Scaling Up Your Data Work With Dask

Tutorial

Go to NumFOCUS academy page.

Dask is a Python library for scaling and parallelizing Python code on a single machine or across a cluster. It provides familiar, high-level interfaces to extend the existing PyData ecosystem (e.g. NumPy, Pandas) to larger-than-memory or distributed environments. This hands-on tutorial will cover the ins and outs of Dask for new users and is intended for working and aspiring data professionals.

Speakers

James Bourbeau

I’m an open source community member, core maintainer of Dask and Zarr, and a Software Engineer at Coiled where I focus on scaling Python with Dask. Full details about my open-source work are available on GitHub. Additionally, I co-organizer the monthly Madpy Python meetup in Madison, WI and hold a Ph.D. from the University of Wisconsin-Madison where I studied experimental astrophysics as a member of the IceCube collaboration.

Hugo Bowne-Anderson

Hugo Bowne-Anderson is Head of Data Science Evangelism and Marketing at Coiled, a company that makes it simple for organizations to scale their data science seamlessly. He has extensive experience as a data scientist, educator, evangelist, content marketer, and data strategy consultant at DataCamp, the online education platform for all things data.
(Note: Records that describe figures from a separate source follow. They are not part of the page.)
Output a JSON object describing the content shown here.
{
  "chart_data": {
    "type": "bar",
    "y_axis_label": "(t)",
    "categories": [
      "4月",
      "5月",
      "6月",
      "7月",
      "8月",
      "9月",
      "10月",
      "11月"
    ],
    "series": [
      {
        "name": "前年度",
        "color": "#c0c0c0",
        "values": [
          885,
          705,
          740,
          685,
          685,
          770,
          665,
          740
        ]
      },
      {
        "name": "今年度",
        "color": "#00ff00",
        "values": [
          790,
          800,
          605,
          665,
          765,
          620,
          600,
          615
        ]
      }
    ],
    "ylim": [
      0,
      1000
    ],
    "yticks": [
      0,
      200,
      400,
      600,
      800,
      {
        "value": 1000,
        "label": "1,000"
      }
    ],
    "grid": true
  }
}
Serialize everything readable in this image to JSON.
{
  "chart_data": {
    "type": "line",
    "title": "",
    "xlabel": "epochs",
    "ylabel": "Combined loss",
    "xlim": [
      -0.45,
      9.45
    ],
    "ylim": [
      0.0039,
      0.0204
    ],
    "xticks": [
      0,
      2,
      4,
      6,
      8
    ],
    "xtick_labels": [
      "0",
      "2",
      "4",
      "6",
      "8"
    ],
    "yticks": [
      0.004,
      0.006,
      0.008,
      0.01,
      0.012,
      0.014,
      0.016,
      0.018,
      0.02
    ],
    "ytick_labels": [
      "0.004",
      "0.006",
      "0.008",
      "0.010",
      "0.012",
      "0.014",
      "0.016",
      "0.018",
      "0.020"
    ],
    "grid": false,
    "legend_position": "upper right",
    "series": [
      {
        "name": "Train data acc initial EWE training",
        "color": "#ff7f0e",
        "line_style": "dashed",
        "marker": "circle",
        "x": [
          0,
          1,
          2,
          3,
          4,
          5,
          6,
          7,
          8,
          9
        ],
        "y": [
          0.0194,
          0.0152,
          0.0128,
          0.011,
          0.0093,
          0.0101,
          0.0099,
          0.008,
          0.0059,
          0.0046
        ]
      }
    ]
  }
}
He also has experience teaching basic to advanced data science topics at institutions such as Yale University and Cold Spring Harbor Laboratory, conferences such as SciPy, PyCon, and ODSC and with organizations such as Data Carpentry. He has developed over 30 courses on the DataCamp platform, impacting over 500,000 learners worldwide through his own courses. He also created the weekly data industry podcast DataFramed, which he hosted and produced for 2 years. He is committed to spreading data skills, access to data science tooling, and open source software, both for individuals and the enterprise.